May 2, 2013
Facebook has won out over the so-called ‘typosquatters’ it launched suit against in 2011 — gaining the right to more than 100 domains as well as $2.8 million in damages.
The U.S. District Court for Northern California ruled that the people and companies with domain names similar to Facebook “registered infringing domains and created landing pages in bad faith.”
Domains such as faceboko.com, facemook.com and facebobk.com were created in the hopes of confusing and profiting from Web users who make a typing error when trying to find Facebook, the judge said, adding that they violated the U.S. Anticybersquatting Consumer Protection Act.
While the defendants with only a few domain names were ordered to pay between $5,000 and $20,000, those with large numbers of similar domains will have to shell out more money.
Defendant Michael Suggs must pay $705,000 while another defendant, Newgate, was ordered to pay $1.34 million.
“We are pleased with the court’s recommendation,” Facebook associate general counsel Craig Clark said in a statement. “We will continue to use all the tools at our disposal to enforce against those who attempt to take advantage of the people who use our service.”
Yahoo Nabs To-Do App Astrid
To-do list app Astrid is now part of the Yahoo family. The technology giant has acquired the app for an undisclosed sum.
Astrid will continue “to work as is” for the next three months, although it will no longer accept new premium subscriptions.
“When we set out to build Astrid, we sought to help as many people as possible become happier, healthier and more productive,” wrote CEO Jon Paris in a blog post. “We’re really excited to join the mobile team and continue this work with Yahoo’s goal of ‘making the world’s daily habits more inspiring and entertaining.’
“We are grateful to the more than four million of you who have downloaded our apps, to those who have shared Astrid with friends, family and co-workers, and to all who encouraged us with your kind words along the way. You honored us in so many ways, and we won’t forget you.”
The purchase is part and parcel of CEO Marissa Mayer’s continued push to improve Yahoo’s mobile offerings.
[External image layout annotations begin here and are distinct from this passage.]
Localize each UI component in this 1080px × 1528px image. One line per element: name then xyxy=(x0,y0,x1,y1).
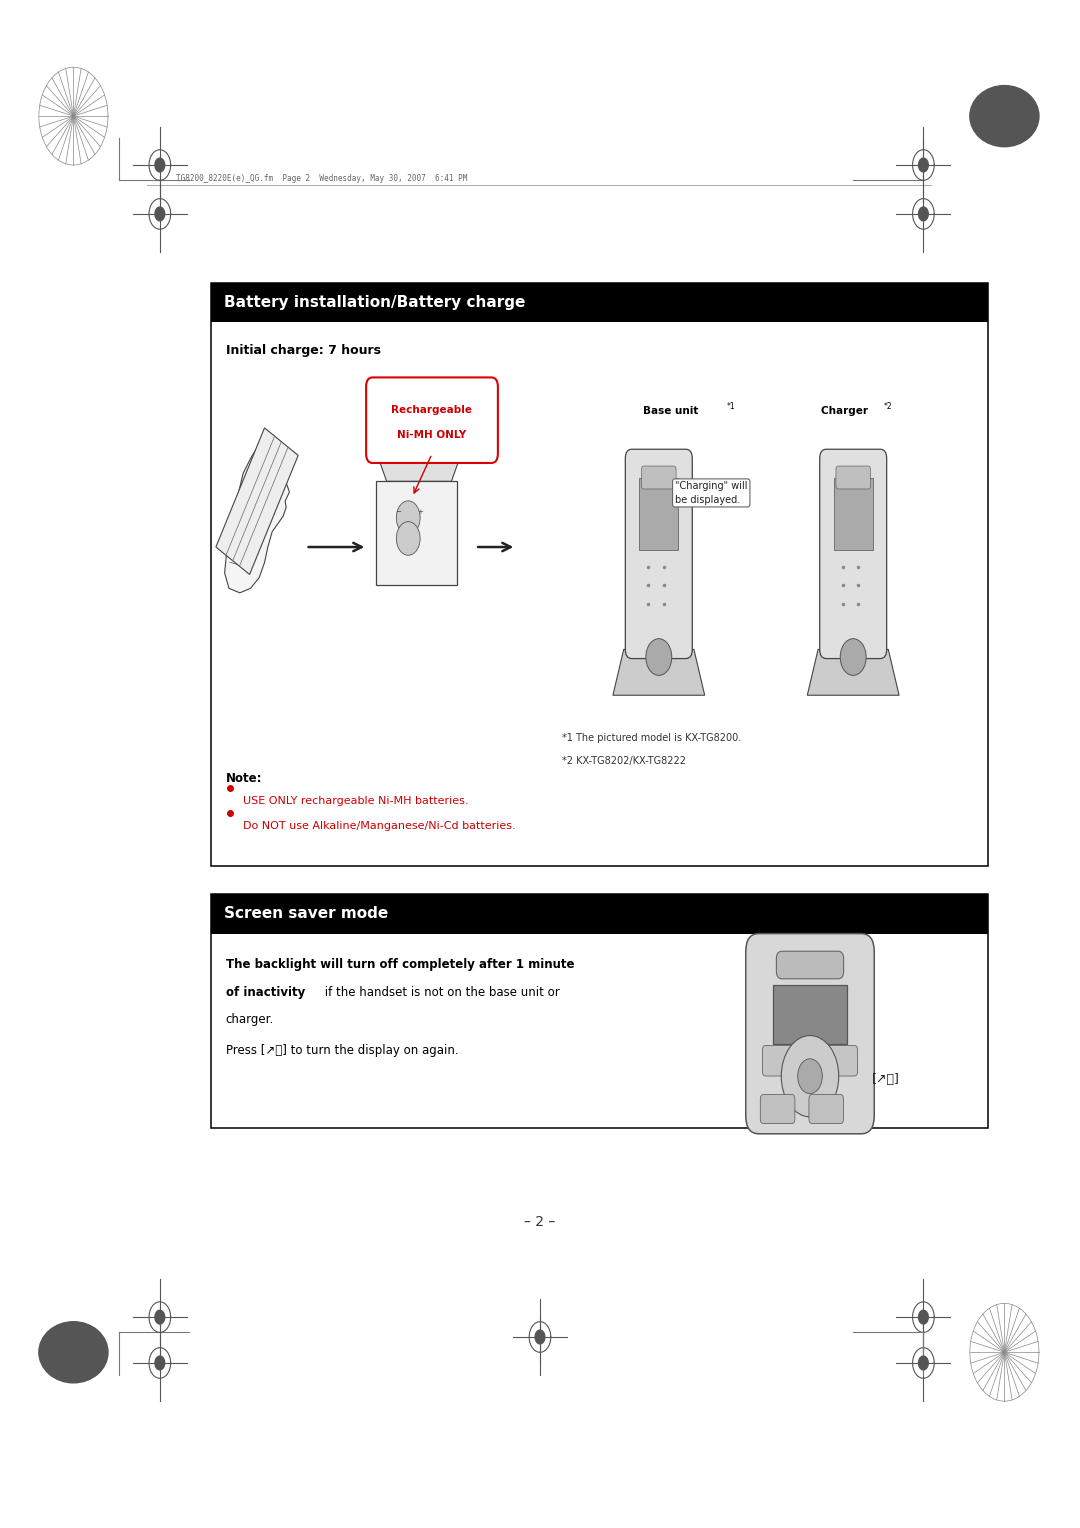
Polygon shape xyxy=(919,159,928,171)
FancyBboxPatch shape xyxy=(211,283,988,322)
Text: +: + xyxy=(418,509,423,515)
Text: Initial charge: 7 hours: Initial charge: 7 hours xyxy=(226,344,381,358)
Text: charger.: charger. xyxy=(226,1013,274,1027)
Text: *1: *1 xyxy=(727,402,735,411)
Text: if the handset is not on the base unit or: if the handset is not on the base unit o… xyxy=(321,986,559,999)
Polygon shape xyxy=(156,1357,164,1369)
FancyBboxPatch shape xyxy=(625,449,692,659)
Polygon shape xyxy=(808,649,899,695)
Text: *2 KX-TG8202/KX-TG8222: *2 KX-TG8202/KX-TG8222 xyxy=(562,756,686,767)
FancyBboxPatch shape xyxy=(809,1094,843,1123)
Circle shape xyxy=(646,639,672,675)
Text: Do NOT use Alkaline/Manganese/Ni-Cd batteries.: Do NOT use Alkaline/Manganese/Ni-Cd batt… xyxy=(243,821,515,831)
Text: The backlight will turn off completely after 1 minute: The backlight will turn off completely a… xyxy=(226,958,575,972)
Text: −: − xyxy=(395,509,402,515)
Text: Press [↗ⓞ] to turn the display on again.: Press [↗ⓞ] to turn the display on again. xyxy=(226,1044,458,1057)
Polygon shape xyxy=(156,1311,164,1323)
Circle shape xyxy=(840,639,866,675)
Text: "Charging" will
be displayed.: "Charging" will be displayed. xyxy=(675,481,747,504)
Text: Rechargeable: Rechargeable xyxy=(391,405,473,414)
Text: – 2 –: – 2 – xyxy=(525,1215,555,1230)
Polygon shape xyxy=(216,428,298,575)
Text: TG8200_8220E(e)_QG.fm  Page 2  Wednesday, May 30, 2007  6:41 PM: TG8200_8220E(e)_QG.fm Page 2 Wednesday, … xyxy=(176,174,468,183)
Polygon shape xyxy=(919,208,928,220)
Text: Battery installation/Battery charge: Battery installation/Battery charge xyxy=(224,295,525,310)
Circle shape xyxy=(798,1059,822,1094)
FancyBboxPatch shape xyxy=(834,478,873,550)
FancyBboxPatch shape xyxy=(777,952,843,979)
Text: *1 The pictured model is KX-TG8200.: *1 The pictured model is KX-TG8200. xyxy=(562,733,741,744)
Circle shape xyxy=(781,1036,839,1117)
Text: Charger: Charger xyxy=(821,406,872,417)
FancyBboxPatch shape xyxy=(366,377,498,463)
Text: [↗ⓞ]: [↗ⓞ] xyxy=(873,1073,900,1086)
FancyBboxPatch shape xyxy=(836,466,870,489)
FancyBboxPatch shape xyxy=(211,894,988,934)
Polygon shape xyxy=(156,159,164,171)
FancyBboxPatch shape xyxy=(642,466,676,489)
Text: Screen saver mode: Screen saver mode xyxy=(224,906,388,921)
FancyBboxPatch shape xyxy=(376,481,457,585)
Circle shape xyxy=(396,501,420,535)
FancyBboxPatch shape xyxy=(639,478,678,550)
Text: *2: *2 xyxy=(883,402,892,411)
Ellipse shape xyxy=(39,1322,108,1383)
FancyBboxPatch shape xyxy=(773,984,847,1044)
Text: of inactivity: of inactivity xyxy=(226,986,305,999)
FancyBboxPatch shape xyxy=(745,934,875,1134)
FancyBboxPatch shape xyxy=(762,1045,804,1076)
Polygon shape xyxy=(536,1331,544,1343)
Polygon shape xyxy=(613,649,704,695)
FancyBboxPatch shape xyxy=(760,1094,795,1123)
FancyBboxPatch shape xyxy=(816,1045,858,1076)
Text: Ni-MH ONLY: Ni-MH ONLY xyxy=(397,431,467,440)
Polygon shape xyxy=(225,443,289,593)
Text: Note:: Note: xyxy=(226,772,262,785)
Polygon shape xyxy=(919,1311,928,1323)
Polygon shape xyxy=(370,435,468,481)
Ellipse shape xyxy=(970,86,1039,147)
Text: Base unit: Base unit xyxy=(643,406,702,417)
Text: USE ONLY rechargeable Ni-MH batteries.: USE ONLY rechargeable Ni-MH batteries. xyxy=(243,796,469,807)
FancyBboxPatch shape xyxy=(820,449,887,659)
Polygon shape xyxy=(156,208,164,220)
Circle shape xyxy=(396,521,420,555)
Polygon shape xyxy=(919,1357,928,1369)
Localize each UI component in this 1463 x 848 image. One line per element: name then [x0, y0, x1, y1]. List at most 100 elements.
Mayer in recent months has also acquired popular news-reading app Summly (for nearly $30 million); Alike, a mobile app that recommends new places to visit based on users’ interests; Snip.it, a social platform for collecting, organizing and sharing articles, videos and images on the Web; and OnTheAir, a small startup specializing in broadcasting video chats or interviews to online audiences.
Amazon Kindle Update Offers Tools for Blind, Visually-Impaired Users
Amazon has updated its Kindle for iOS reading app with tools to better enable blind and visually-impaired users “to navigate their Kindle libraries, read and interact with their books.”
The read aloud feature, which uses Apple’s VoiceOver technology, is available for more than 1.8 million Kindle titles, according to a company press release.
The tools also allow users to “seamlessly navigate” within their library or book, with consistent title, menu and button names. Users can easily go to a specific page within a book or sort books in the library by author or title.
Another feature allows for reading character-by-character, word-by-word, line-by-line, or continuously, as well as move forward or backward in the text.
Yet another feature enables users to add and delete notes, bookmarks, and highlights.
“With this update, we’re also making customer-favorite features—such as X-Ray, End Actions, sharing, highlighting and bookmarking—more accessible,” said Amazon Kindle vice-president Dorothy Nicholls. “We look forward to continuing to develop and extend our accessibility features on Kindle Fire and our other Kindle apps.”